12th Czech-Polish-Slovak Mathematics Competition

We rewrite the given equation into the equivalent form $$f(x+f(y))=(x+f(y){)}^4-x^4+f(x).(1)$$ Setting $x=-f(z)$, $y=z$ in (1) we obtain $$f(0)=-(f(z){)}^4+f(-f(z))\text{for all }z\in \mathbb{R}.(2)$$ Now, setting $x=-f(z)$ in (1) and using (2) we get $$f(f(y)-f(z))=(f(y)-f(z){)}^4-(f(z){)}^4+f(-f(z))=(f(y)-f(z){)}^4+f(0)$$ for all $y,z\in \mathbb{R}$. This means that if a number $t$ can be expressed as the difference of two values of $f$, that is $t=f(y)-f(z)$, then $f(t)=t^4+f(0)$. We show that if $f$ takes any nonzero value then every number is a difference of two values of $f$. Let $f(a)=b\ne 0$. Putting $y=a$ in the original equation we have $$f(x+b)-f(x)=(x+b{)}^4-x^4.$$ Since $b\ne 0$, the expression on the right hand side is a polynomial of degree 3, and therefore takes every real number as its value when $x$ run over the entire real axis.
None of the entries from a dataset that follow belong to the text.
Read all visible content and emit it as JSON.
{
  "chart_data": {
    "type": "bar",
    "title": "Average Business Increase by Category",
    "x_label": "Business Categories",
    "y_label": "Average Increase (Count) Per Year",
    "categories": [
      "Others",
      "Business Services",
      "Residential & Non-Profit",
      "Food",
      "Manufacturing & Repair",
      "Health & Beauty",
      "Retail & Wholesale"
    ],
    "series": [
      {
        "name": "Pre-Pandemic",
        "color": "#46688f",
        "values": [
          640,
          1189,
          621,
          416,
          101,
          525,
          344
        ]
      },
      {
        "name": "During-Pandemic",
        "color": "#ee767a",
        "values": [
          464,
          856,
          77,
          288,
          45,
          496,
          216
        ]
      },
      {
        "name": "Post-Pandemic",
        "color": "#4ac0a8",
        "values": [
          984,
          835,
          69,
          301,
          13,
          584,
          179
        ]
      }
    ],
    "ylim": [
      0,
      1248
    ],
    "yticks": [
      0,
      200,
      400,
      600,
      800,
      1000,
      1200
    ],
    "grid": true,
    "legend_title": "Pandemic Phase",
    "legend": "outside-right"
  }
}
Hence, the left hand side, which is the difference of two values of $f$, can take any real value. Together with the previous observation we get $f(t)=t^4+f(0)$ for all $t\in \mathbb{R}$. Finally, one can easily check that all functions of the form $f(x)=x^4+k$ satisfy the given functional equation. The zero function is obviously a solution as well.